4. physical memory to virtual backpointer

No. Doesn't work :-) Also it's only used in in the eviction/migrate_to_ram
path and I think Matt already fixed this all anyway.

5. gpu pagetable locking

Or mmu notifier range locking or whatever you want to call it. Like on the
cpu side this should _only_ protect the pagetable entries and additional
for us mmu notifier seqno tracking, nothing else.

Any races due to concurrent eviction/migrate_to_ram/gpu fault/prefault
need to be handled by retrying outside of holding the pagetable locks. If
we try to impose additional consistency guarantees we'll fall over and
have a livelock/deadlock fight with core mm in migrate_to_ram. This part
is required I think for the first version, but we already need that anyway
to make migrate_to_ram work properly.

For the actual data structure/locking design I think anything on the
design line between a single global lock and the radix tree over-the-top
scalable per-pagetable (spin)lock design of the core mm is fine.

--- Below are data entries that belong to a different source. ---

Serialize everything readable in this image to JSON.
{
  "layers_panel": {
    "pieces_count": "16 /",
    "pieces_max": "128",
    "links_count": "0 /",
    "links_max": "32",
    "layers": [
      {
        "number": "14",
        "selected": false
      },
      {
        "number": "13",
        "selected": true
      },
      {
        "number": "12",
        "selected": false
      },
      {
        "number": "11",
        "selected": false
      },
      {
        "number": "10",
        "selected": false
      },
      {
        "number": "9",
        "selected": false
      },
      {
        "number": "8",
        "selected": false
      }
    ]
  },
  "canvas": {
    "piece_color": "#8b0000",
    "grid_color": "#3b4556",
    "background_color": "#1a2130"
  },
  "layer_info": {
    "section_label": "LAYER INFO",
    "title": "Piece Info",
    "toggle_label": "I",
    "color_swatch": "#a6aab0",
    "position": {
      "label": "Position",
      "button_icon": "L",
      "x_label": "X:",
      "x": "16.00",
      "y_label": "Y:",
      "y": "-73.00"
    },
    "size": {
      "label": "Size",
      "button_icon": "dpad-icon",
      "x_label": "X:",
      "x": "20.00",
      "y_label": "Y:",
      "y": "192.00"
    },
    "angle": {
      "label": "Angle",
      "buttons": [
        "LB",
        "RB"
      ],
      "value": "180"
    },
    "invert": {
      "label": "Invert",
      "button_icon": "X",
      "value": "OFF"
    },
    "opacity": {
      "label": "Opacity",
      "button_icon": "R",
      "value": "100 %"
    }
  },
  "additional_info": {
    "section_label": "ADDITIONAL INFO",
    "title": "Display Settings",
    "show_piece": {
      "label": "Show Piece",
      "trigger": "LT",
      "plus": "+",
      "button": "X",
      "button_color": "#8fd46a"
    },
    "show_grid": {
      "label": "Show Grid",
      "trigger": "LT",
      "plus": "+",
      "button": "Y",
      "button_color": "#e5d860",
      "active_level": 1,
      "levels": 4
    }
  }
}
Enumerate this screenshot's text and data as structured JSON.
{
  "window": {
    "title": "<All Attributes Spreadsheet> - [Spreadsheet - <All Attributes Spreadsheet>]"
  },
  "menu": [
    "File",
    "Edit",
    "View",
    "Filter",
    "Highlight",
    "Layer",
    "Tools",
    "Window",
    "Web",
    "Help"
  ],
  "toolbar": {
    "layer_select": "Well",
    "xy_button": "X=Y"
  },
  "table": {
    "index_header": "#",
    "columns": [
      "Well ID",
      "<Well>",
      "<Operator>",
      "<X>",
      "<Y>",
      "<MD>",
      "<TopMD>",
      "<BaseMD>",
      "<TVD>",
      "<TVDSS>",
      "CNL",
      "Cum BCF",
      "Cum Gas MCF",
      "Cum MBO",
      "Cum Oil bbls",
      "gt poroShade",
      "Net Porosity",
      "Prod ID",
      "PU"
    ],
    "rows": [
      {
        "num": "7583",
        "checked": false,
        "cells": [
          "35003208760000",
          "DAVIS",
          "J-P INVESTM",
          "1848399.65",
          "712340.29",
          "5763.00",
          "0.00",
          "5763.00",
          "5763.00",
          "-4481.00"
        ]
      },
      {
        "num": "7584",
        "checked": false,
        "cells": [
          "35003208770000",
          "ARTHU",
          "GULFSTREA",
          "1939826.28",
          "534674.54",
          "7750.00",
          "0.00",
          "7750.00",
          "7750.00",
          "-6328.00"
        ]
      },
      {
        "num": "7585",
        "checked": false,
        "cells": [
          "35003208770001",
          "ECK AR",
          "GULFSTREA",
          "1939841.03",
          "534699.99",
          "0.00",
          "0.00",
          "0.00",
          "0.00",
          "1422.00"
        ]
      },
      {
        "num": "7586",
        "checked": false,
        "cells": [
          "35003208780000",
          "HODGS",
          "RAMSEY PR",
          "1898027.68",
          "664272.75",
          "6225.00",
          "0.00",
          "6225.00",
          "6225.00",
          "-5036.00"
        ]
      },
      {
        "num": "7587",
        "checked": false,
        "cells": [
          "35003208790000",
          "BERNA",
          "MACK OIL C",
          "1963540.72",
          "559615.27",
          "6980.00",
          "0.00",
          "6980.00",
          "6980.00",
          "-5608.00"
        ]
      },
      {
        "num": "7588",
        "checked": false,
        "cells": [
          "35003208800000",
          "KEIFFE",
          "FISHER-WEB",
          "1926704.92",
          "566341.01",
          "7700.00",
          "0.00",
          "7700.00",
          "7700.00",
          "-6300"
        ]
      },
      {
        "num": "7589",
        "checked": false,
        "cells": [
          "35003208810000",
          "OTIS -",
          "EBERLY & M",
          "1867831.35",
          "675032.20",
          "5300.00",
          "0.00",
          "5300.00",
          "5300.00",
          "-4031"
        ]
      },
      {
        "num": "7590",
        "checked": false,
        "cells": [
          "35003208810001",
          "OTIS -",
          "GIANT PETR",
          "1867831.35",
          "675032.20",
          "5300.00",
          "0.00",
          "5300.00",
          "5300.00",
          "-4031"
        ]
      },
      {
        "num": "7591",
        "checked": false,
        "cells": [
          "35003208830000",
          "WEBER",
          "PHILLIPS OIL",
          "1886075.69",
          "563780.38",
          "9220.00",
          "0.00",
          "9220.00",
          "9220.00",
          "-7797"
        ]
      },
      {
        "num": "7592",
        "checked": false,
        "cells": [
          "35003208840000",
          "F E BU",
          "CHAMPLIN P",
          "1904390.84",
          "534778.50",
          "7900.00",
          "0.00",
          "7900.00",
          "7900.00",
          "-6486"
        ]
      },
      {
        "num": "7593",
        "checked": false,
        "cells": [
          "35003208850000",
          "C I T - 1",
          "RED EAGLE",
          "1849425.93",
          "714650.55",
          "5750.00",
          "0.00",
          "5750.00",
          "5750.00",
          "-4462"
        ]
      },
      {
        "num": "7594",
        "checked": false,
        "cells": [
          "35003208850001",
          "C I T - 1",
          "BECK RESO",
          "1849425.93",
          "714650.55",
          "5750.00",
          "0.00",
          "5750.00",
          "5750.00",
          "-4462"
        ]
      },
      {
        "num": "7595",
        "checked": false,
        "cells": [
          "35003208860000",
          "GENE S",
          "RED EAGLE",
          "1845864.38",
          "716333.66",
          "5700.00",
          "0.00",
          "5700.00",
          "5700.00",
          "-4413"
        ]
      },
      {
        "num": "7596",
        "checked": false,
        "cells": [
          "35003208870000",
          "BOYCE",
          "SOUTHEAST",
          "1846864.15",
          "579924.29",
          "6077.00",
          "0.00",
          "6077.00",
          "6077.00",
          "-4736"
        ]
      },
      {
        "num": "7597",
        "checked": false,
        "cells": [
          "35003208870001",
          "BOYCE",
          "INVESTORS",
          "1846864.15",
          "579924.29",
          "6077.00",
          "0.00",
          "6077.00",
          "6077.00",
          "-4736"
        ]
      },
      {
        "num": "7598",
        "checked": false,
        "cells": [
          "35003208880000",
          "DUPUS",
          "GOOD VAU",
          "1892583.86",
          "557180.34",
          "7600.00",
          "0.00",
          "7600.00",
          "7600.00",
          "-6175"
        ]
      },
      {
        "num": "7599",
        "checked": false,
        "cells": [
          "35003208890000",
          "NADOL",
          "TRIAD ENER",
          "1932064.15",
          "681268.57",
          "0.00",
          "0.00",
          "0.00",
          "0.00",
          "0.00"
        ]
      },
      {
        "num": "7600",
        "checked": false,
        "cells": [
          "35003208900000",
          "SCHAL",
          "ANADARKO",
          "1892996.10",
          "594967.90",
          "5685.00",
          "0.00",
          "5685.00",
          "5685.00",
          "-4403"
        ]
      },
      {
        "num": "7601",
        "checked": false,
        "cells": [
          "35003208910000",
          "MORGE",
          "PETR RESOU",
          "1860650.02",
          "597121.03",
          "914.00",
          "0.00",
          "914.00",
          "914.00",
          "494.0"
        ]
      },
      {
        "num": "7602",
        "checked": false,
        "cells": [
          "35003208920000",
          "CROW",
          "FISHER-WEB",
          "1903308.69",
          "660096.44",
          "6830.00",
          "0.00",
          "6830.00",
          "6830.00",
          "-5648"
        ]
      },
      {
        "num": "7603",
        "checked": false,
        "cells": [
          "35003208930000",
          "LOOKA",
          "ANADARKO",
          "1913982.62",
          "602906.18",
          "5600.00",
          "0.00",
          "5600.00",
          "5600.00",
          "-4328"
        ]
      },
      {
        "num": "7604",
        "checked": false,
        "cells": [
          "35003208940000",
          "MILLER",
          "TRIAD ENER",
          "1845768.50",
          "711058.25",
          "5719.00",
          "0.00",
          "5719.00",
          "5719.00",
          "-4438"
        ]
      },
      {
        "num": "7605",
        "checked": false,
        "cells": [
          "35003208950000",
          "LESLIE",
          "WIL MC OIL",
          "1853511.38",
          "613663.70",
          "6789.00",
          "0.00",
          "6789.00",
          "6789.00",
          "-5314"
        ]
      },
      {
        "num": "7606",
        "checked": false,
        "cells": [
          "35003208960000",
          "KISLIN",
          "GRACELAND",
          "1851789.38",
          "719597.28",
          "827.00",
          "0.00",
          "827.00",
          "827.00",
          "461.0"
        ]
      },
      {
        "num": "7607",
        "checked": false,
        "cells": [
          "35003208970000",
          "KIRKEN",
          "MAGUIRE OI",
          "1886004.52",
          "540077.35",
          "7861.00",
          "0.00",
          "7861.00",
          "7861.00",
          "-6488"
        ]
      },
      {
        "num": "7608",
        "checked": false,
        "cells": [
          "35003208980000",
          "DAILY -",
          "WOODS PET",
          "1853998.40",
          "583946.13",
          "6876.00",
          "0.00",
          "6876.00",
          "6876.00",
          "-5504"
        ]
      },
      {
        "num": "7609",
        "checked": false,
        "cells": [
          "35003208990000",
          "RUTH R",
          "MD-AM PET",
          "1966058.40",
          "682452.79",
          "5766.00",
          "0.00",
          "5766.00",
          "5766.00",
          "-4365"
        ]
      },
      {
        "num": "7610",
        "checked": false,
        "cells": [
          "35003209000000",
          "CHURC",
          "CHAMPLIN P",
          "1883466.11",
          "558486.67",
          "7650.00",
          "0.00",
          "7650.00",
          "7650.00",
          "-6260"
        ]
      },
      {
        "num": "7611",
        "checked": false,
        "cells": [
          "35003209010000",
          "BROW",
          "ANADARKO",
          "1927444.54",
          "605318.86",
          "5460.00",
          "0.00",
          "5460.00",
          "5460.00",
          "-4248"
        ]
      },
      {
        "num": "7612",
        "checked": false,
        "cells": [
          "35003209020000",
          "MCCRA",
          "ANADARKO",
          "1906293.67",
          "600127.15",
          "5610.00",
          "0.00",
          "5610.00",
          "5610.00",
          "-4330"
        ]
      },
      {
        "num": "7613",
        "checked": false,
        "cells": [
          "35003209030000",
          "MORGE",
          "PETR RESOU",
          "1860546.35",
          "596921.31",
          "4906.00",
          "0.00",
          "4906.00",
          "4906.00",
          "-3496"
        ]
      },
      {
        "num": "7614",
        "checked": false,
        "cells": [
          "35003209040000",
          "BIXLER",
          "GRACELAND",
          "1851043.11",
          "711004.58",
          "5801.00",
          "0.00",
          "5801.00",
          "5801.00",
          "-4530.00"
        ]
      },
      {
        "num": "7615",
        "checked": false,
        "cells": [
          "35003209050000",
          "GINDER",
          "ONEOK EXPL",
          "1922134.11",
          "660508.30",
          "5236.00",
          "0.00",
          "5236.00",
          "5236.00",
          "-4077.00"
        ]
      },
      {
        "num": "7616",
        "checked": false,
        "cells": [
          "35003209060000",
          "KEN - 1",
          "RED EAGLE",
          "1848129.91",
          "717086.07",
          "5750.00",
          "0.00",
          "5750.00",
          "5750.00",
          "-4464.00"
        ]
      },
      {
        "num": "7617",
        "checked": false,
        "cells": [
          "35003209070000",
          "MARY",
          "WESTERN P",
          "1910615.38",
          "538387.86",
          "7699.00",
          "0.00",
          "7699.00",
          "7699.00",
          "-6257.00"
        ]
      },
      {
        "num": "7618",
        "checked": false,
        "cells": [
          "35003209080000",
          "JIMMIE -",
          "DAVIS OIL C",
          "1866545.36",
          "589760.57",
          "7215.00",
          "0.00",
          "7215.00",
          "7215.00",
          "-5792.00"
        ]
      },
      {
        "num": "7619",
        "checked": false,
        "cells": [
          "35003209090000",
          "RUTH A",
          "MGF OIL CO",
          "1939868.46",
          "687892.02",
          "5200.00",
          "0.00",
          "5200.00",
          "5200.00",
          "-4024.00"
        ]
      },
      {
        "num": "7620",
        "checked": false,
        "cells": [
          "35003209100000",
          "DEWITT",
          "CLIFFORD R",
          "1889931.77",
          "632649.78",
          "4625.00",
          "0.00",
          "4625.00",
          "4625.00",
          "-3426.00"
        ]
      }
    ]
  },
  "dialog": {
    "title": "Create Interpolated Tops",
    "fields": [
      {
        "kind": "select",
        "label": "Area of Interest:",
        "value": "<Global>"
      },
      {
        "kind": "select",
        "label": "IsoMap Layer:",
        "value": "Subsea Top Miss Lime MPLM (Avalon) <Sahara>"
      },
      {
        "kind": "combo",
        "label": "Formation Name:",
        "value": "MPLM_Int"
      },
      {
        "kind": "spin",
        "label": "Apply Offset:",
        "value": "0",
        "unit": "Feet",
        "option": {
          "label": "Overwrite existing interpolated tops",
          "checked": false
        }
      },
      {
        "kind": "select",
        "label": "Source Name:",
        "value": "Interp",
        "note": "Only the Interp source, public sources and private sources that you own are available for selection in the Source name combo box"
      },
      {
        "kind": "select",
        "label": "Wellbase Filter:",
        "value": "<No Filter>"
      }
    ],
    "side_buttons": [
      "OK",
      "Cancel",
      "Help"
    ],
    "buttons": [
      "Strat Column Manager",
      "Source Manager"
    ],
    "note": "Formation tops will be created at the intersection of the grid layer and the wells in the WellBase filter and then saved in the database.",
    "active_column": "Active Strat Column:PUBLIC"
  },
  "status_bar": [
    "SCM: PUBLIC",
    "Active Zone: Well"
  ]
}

The design here with 3 levels (mmu notifer, range, struct page) wouldn't
be my first choice, but clearly fits on that line so imo is fine for
initial merging. We might want to make sure that the range locking (I
guess mostly relevant for the invalidate side, drivers don't see much
else) is somewhat abstracted so we can easily change that post-merge, but
not required imo at all.

For consensus documentation I'd recommend a todo or design documentation
patch, where we put down both the current design and why it's like that,
and some of the longer term goals. Then get that acked (imo needs at least
one other driver that's seriously interested in this, plus I think an ack
from Danilo for gpuvm interactions), then merge that. SVM is tricky enough
that I think this would be really useful to make sure we're not
unecessarily stuck in limbo.